The council's recently launched a Climate Action Policy is a step in the right direction but there is a lot more to do. We need to ensure the next Dublin City Development Plan has climate change considerations at its core and all future developement and expansion in our city is sustatinable.
Reducing Dublin's car dependency by investing in public transportat and active travel will also have an positive impact on our environment.
We need more enforcement and fines. We don’t have enough litter wardens and enforcement is poor. Some of the illegal dumping could be tackled by providing householders with a limited number of free entries to Dublin City Council's recycling centres (perhaps linked to prompt payment of property tax).
In relation to dog poo, more bins and bags are a first step. In areas where this is a more persistant problem we could consider looking at the example in Essex in the UK, where dog DNA is used to identify offenders and issue fines.
Our city needs to see more higher-density development. This by definition means people have less private space, in particular the loss of gardens. It’s crucial that this is compensated for by good quality parks and green areas. This has to be part of the planning process and consideration.
I would also like to see some protections put in place where clubs are using pitches and there is a lack of alternative traininng grounds avaialble, these lands should not be easily sold to developers for housing. We need houses but we also need quality green spaces. We have penty of available land all through our city, we don’t have to nor should we sacrifice our parks or clubs' training pitches.

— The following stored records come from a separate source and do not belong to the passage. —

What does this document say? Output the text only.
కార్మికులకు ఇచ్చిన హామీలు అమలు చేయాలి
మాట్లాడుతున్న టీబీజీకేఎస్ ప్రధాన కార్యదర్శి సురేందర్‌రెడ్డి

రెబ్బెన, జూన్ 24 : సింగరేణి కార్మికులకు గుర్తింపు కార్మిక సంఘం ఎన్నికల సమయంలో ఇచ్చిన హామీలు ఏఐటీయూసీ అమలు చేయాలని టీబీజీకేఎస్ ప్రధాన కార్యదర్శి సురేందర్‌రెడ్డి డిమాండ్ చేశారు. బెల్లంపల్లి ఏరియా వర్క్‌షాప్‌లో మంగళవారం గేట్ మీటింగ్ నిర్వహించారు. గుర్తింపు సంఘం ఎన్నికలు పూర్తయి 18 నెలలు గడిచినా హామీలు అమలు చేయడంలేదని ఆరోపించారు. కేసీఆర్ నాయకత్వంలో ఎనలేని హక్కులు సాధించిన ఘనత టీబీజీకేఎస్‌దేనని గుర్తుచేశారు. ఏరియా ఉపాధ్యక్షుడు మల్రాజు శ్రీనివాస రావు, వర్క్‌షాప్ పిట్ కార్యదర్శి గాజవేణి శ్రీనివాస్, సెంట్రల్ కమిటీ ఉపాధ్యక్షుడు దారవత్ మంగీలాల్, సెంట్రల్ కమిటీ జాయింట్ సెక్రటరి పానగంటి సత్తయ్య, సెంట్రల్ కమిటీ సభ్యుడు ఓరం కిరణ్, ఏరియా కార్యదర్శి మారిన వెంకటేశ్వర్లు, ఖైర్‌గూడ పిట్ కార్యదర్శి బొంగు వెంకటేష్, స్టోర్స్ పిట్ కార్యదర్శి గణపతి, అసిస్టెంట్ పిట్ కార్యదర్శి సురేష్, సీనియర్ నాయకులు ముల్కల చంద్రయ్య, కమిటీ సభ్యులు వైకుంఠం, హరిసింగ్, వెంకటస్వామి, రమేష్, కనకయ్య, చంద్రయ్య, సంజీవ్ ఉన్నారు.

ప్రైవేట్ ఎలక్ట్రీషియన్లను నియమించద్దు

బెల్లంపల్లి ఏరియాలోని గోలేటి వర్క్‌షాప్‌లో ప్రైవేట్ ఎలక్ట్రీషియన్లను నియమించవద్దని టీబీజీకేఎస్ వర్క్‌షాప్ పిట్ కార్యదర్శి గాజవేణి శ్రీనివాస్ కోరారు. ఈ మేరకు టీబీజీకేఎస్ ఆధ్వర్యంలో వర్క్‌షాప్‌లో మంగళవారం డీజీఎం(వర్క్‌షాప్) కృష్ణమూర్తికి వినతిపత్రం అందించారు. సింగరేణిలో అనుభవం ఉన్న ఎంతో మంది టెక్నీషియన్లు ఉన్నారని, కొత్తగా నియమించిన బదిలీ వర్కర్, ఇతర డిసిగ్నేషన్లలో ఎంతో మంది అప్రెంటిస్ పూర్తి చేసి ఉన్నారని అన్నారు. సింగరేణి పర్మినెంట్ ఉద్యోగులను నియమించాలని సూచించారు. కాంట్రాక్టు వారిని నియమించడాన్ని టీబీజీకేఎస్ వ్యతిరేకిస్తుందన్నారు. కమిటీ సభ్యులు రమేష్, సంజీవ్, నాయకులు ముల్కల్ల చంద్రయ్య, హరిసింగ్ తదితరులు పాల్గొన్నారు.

I touched on this in the public transport and cycling questions. Our city streets and public areas are the places Dubliners live their lives, interact and socialise. Unfortunately, over the last few decades the car has come to dominate and made our streets and public spaces often hostile, unpleasant places.
We need to take our streets back, make them safe to walk in, enjoyable to socialise in and places to interact. In our city-centre streets users should be prioritised as pedestrians first, followed by cyclists, public transport, commercial vehicles and lastly private cars.
We should incorporate more awnings and trees for people to shelter from the rain, more public seating, public water fountains and public toilets.